TOKYO (AP) — Nissan Chief Performance Officer Jose Munoz, who oversaw the Japanese automaker's global strategies, is taking a leave of absence to work on "special tasks arising from recent events," the company said Saturday, referring to the arrest of former Chairman Carlos Ghosn. Nissan Motor Co. spokesman Nicholas Maxfield did not offer any other details. Munoz is among several executives media have speculated could be a possible successor to Ghosn. Ghosn, a revered figure in the global auto industry, led Nissan for two decades after being sent in by Renault in 1999 when Nissan was near bankruptcy. Renault owns 43 percent of Nissan.

BEIJING (AP) — American officials are due in Beijing Monday for talks aimed at easing the U.S.-China trade battle that threatens to hobble global economic growth. The talks are going ahead despite tension over the arrest of a Chinese tech executive in Canada on U.S. charges related to possible violations of trade sanctions on Iran. The two governments have expressed interest in a settlement but have given no indication that their stances have shifted. After several tit-for-tat tariff increases last year, Presidents Donald Trump and Xi Jinping agreed Dec. 1 to postpone further hikes. The two countries hope to have "positive and constructive discussions," said a Chinese foreign ministry spokesman, Lu Kang.

TOKYO (AP) — A Japanese legislator is drawing criticism for his comment that "a nation would collapse" if everyone became LGBT. Remarks by Katsuei Hirasawa, a veteran lawmaker of the ruling Liberal Democratic Party, were carried on Nippon News Network's national broadcast Friday. Outrage has been popping up on social media. Hirasawa told a crowd in Yamanashi Prefecture in central Japan on Thursday: "Criticizing LGBT would create problems, but if everyone became like them then a nation would collapse." He also said he didn't understand moves in Tokyo's Shibuya Ward and other local areas to recognize same-sex marriage. Same-sex marriages are not recognized in Japan nationally.

NEW DELHI (AP) — An Indian court on Saturday declared tycoon Vijay Mallya a "fugitive economic offender," a ruling that empowers authorities to confiscate his properties and other assets. Judge M.S. Azmi's decision came less than a month after a British Court ruled that the 62-year-old Mallya should be extradited to India to face financial fraud allegations. Mallya remains free on bail in London and can appeal the ruling. Mallya, who left India in 2016, is accused of money laundering and cheating Indian banks out of hundreds of millions of dollars. He has denied wrongdoing. He was declared a fugitive economic offender under a new Indian law that applies to a person accused of financial fraud of over 1 billion rupees ($14.2 million) and who has fled India to avoid prosecution.
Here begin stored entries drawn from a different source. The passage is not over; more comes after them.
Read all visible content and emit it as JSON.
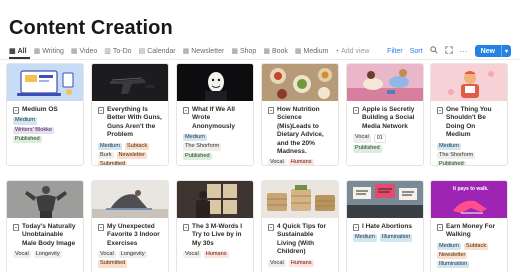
{
  "page": {
    "title": "Content Creation"
  },
  "tabs": [
    {
      "label": "All",
      "icon": "grid-icon",
      "glyph": "▦",
      "active": true
    },
    {
      "label": "Writing",
      "icon": "grid-icon",
      "glyph": "▦"
    },
    {
      "label": "Video",
      "icon": "grid-icon",
      "glyph": "▦"
    },
    {
      "label": "To-Do",
      "icon": "board-icon",
      "glyph": "▥"
    },
    {
      "label": "Calendar",
      "icon": "calendar-icon",
      "glyph": "▤"
    },
    {
      "label": "Newsletter",
      "icon": "grid-icon",
      "glyph": "▦"
    },
    {
      "label": "Shop",
      "icon": "grid-icon",
      "glyph": "▦"
    },
    {
      "label": "Book",
      "icon": "grid-icon",
      "glyph": "▦"
    },
    {
      "label": "Medium",
      "icon": "grid-icon",
      "glyph": "▦"
    }
  ],
  "add_view": "+ Add view",
  "toolbar": {
    "filter": "Filter",
    "sort": "Sort",
    "new": "New"
  },
  "tag_colors": {
    "Medium": {
      "bg": "#d3e5ef",
      "fg": "#183347"
    },
    "Vocal": {
      "bg": "#eeeeec",
      "fg": "#32302c"
    },
    "Writers' Blokke": {
      "bg": "#e8deee",
      "fg": "#412454"
    },
    "Published": {
      "bg": "#dbeddb",
      "fg": "#1c3829"
    },
    "Burk": {
      "bg": "#eeeeec",
      "fg": "#32302c"
    },
    "Newsletter": {
      "bg": "#fadec9",
      "fg": "#49290e"
    },
    "Submitted": {
      "bg": "#fadec9",
      "fg": "#49290e"
    },
    "The Shorform": {
      "bg": "#eeeeec",
      "fg": "#32302c"
    },
    "Humans": {
      "bg": "#ffe2dd",
      "fg": "#5d1715"
    },
    "01": {
      "bg": "#ffffff",
      "fg": "#32302c"
    },
    "Longevity": {
      "bg": "#eeeeec",
      "fg": "#32302c"
    },
    "Illumination": {
      "bg": "#d3e5ef",
      "fg": "#183347"
    },
    "Subtack": {
      "bg": "#fadec9",
      "fg": "#49290e"
    }
  },
  "cards": [
    {
      "title": "Medium OS",
      "thumb": "laptop-illustration",
      "tags": [
        "Medium",
        "Writers' Blokke"
      ],
      "status": "Published"
    },
    {
      "title": "Everything Is Better With Guns, Guns Aren't the Problem",
      "thumb": "handgun-photo",
      "tags": [
        "Medium",
        "Subtack",
        "Burk",
        "Newsletter"
      ],
      "status": "Submitted"
    },
    {
      "title": "What If We All Wrote Anonymously",
      "thumb": "masked-figure-photo",
      "tags": [
        "Medium",
        "The Shorform"
      ],
      "status": "Published"
    },
    {
      "title": "How Nutrition Science (Mis)Leads to Dietary Advice, and the 20% Madness.",
      "thumb": "food-spread-photo",
      "tags": [
        "Vocal",
        "Humans"
      ],
      "status": "Published"
    },
    {
      "title": "Apple is Secretly Building a Social Media Network",
      "thumb": "people-lounging-photo",
      "tags": [
        "Vocal",
        "01"
      ],
      "status": "Published"
    },
    {
      "title": "One Thing You Shouldn't Be Doing On Medium",
      "thumb": "pink-illustration",
      "tags": [
        "Medium",
        "The Shorform"
      ],
      "status": "Published"
    },
    {
      "title": "Today's Naturally Unobtainable Male Body Image",
      "thumb": "bodybuilder-photo",
      "tags": [
        "Vocal",
        "Longevity"
      ],
      "status": ""
    },
    {
      "title": "My Unexpected Favorite 3 Indoor Exercises",
      "thumb": "yoga-stretch-photo",
      "tags": [
        "Vocal",
        "Longevity"
      ],
      "status": "Submitted"
    },
    {
      "title": "The 3 M-Words I Try to Live by in My 30s",
      "thumb": "window-silhouette-photo",
      "tags": [
        "Vocal",
        "Humans"
      ],
      "status": ""
    },
    {
      "title": "4 Quick Tips for Sustainable Living (With Children)",
      "thumb": "wicker-baskets-photo",
      "tags": [
        "Vocal",
        "Humans"
      ],
      "status": ""
    },
    {
      "title": "I Hate Abortions",
      "thumb": "protest-signs-photo",
      "tags": [
        "Medium",
        "Illumination"
      ],
      "status": ""
    },
    {
      "title": "Earn Money For Walking",
      "thumb": "walking-illustration",
      "tags": [
        "Medium",
        "Subtack",
        "Newsletter",
        "Illumination"
      ],
      "status": ""
    }
  ]
}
BEIJING (AP) — China has come a long way since the founding of its space program in 1956. Shortly after the former Soviet Union launched Sputnik, Chairman Mao Zedong declared that China too should have an artificial satellite to keep up with the great powers. Now, being recognized as a galactic pioneer is once again part of China's national ambitions. "The space dream is part of the dream to make China stronger," President Xi Jinping said shortly after taking office in 2013. While China still lags behind the United States, which has a much larger space exploration budget, it has come out ahead in at least one arena after becoming the first country to make a landing on the far side of the moon Thursday.
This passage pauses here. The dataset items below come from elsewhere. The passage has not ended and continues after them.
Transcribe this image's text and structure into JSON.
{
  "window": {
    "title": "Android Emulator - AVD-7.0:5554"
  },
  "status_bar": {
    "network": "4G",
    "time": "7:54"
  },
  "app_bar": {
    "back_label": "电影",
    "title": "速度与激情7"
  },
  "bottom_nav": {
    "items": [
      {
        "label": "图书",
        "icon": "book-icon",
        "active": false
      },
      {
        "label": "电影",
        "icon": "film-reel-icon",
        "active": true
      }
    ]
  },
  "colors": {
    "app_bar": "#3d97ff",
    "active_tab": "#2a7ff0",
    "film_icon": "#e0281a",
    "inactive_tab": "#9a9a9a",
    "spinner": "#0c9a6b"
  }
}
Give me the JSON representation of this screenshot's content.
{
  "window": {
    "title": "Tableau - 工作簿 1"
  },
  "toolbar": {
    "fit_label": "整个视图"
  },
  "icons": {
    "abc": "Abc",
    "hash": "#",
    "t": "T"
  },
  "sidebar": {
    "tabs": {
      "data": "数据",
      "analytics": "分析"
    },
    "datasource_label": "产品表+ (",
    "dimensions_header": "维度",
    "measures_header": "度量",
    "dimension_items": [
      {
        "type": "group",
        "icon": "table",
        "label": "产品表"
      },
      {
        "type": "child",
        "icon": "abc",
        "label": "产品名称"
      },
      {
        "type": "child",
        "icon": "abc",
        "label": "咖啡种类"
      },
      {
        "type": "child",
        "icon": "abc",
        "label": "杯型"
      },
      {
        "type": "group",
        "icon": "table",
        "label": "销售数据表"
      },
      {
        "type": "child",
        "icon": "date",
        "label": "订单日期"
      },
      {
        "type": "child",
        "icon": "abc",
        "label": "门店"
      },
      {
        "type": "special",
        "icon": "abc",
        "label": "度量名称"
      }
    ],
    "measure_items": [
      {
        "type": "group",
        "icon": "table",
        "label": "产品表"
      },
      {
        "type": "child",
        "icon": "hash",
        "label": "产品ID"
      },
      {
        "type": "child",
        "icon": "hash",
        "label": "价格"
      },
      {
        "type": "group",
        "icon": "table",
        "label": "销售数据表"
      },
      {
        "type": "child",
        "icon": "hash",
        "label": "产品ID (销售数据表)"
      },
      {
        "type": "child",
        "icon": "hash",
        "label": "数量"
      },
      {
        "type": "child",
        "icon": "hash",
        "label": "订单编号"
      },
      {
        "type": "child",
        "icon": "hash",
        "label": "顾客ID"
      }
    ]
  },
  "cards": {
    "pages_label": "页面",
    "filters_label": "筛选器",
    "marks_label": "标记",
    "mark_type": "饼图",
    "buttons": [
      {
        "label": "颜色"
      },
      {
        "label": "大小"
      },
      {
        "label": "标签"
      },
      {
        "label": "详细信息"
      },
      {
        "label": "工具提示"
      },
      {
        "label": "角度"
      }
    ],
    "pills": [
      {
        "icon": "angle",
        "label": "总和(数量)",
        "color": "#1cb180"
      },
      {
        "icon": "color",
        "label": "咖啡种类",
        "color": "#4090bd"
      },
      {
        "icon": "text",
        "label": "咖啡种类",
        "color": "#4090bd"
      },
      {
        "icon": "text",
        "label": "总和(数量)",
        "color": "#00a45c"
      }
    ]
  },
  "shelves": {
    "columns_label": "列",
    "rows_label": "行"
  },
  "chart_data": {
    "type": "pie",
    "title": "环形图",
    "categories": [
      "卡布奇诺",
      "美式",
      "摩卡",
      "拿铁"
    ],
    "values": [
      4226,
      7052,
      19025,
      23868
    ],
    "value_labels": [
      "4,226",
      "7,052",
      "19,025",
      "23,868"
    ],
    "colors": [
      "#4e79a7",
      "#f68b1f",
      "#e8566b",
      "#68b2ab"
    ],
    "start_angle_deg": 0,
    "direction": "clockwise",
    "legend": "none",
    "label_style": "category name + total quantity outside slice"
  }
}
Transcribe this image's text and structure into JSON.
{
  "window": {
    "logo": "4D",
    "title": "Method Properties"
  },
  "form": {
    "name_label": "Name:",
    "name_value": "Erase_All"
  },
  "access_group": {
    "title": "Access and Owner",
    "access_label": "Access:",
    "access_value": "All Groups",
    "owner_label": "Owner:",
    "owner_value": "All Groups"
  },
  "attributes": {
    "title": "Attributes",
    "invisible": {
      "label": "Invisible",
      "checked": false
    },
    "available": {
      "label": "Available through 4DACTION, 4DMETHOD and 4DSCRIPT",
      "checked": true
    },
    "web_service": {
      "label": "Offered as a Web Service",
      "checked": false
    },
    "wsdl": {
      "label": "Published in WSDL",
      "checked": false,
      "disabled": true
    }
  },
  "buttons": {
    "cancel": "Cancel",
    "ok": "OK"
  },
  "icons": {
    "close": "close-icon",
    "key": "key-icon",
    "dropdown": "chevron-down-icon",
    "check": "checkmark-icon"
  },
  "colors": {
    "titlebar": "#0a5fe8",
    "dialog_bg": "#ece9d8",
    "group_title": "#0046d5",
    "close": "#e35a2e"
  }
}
SEOUL, South Korea (AP) — North Korea's top diplomat to Italy, who South Korea's spy agency says has gone into hiding along with his wife, appears to be the latest member of the North's elite to abandon the secretive totalitarian state. Many of them have expressed frustration over what they described as an oppressive police state in Pyongyang or desires for their families to have new lives in South Korea or the West. The North, which touts itself as a socialist paradise, is extremely sensitive about defections, especially among its elite, and has previously insisted that they are South Korean or U.S.